Market Commentary – Fourth Quarter 2018

The fourth quarter of 2018 witnessed a dramatic correction across all markets with most stock indices experiencing near double-digit declines for the quarter. This was the first major annual correction in the decade-long expansion of the markets since the Great Financial Crisis in 2008. Global economic activity weakened in most regions except the U.S. Several problem areas included stalling Chinese economic growth, ongoing trade and geopolitical tensions, and continuing tighter monetary policies. Commodity prices were largely affected as well with the price of oil dropping 38% in the fourth quarter.
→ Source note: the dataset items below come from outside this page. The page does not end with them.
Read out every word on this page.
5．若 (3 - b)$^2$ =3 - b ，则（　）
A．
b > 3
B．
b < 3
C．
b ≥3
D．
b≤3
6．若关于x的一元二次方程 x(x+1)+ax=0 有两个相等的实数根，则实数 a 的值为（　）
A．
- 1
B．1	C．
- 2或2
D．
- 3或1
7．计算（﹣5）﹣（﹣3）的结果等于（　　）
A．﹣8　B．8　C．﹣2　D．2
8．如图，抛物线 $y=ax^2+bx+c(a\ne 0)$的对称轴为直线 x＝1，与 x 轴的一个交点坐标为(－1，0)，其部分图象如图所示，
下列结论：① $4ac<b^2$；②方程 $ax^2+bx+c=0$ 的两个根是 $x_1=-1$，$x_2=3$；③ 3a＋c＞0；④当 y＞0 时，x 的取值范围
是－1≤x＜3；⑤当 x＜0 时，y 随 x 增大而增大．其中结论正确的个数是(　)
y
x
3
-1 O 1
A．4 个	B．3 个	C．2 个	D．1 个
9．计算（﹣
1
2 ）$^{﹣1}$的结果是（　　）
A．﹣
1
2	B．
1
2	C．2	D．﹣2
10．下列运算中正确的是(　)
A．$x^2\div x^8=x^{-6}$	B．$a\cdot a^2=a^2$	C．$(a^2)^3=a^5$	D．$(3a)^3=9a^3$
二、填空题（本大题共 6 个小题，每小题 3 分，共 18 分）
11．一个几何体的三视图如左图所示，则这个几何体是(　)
The Canadian stock market fell 10.1% in the fourth quarter with the deepest losses taking place in December and resulting in one of the worst quarters in the past decade. The defensive industry sectors, including Consumer Staples, Utilities, Materials and Communication Services all did relatively well in the quarter. The cyclical growth stocks that had outperformed in the first half of 2018 were the hardest hit in the fourth quarter. The Energy sector was the worst performing sector, down 17.3%, despite government mandated production cuts to try to help shore up prices. The Canadian market was down 8.9% for the year.

The U.S. S&P 500 index returned -9.0 % in the fourth quarter (in Canadian dollars) and is up 4.0% in the past twelve months. Sector returns in Energy, Info Technology and Industrials were all weak in the fourth quarter. Most non-North American stock markets were also weak with the MSCI All World Index down 8.1% in the fourth quarter and down 1.0% for the year. Global stocks were negatively influenced by a number of factors including global trade friction, Brexit, the U.S.-China trade war and concerns around slowing global growth. Emerging Markets (-2.2%), Japan and Europe all experienced negative returns in the fourth quarter and for the year.

The Canadian bond market returned 1.8% in the fourth quarter of 2018 with a one-year return of just 1.4%. The strongest bond sectors in this quarter were Federal Government Bonds (2.8%) and Mid-Term Bonds (2.4%). The Bank of Canada increased its main policy rate again by 0.25% to 1.75% in October, 2018 which is now the highest rate in almost ten years. Bond yields fell in the fourth quarter in response to growing concerns over global and Canadian growth decelerating. The U.S. Federal Reserve also raised interest rates by 0.25% in December in response to their continuing strong economic growth and concerns of rising inflation.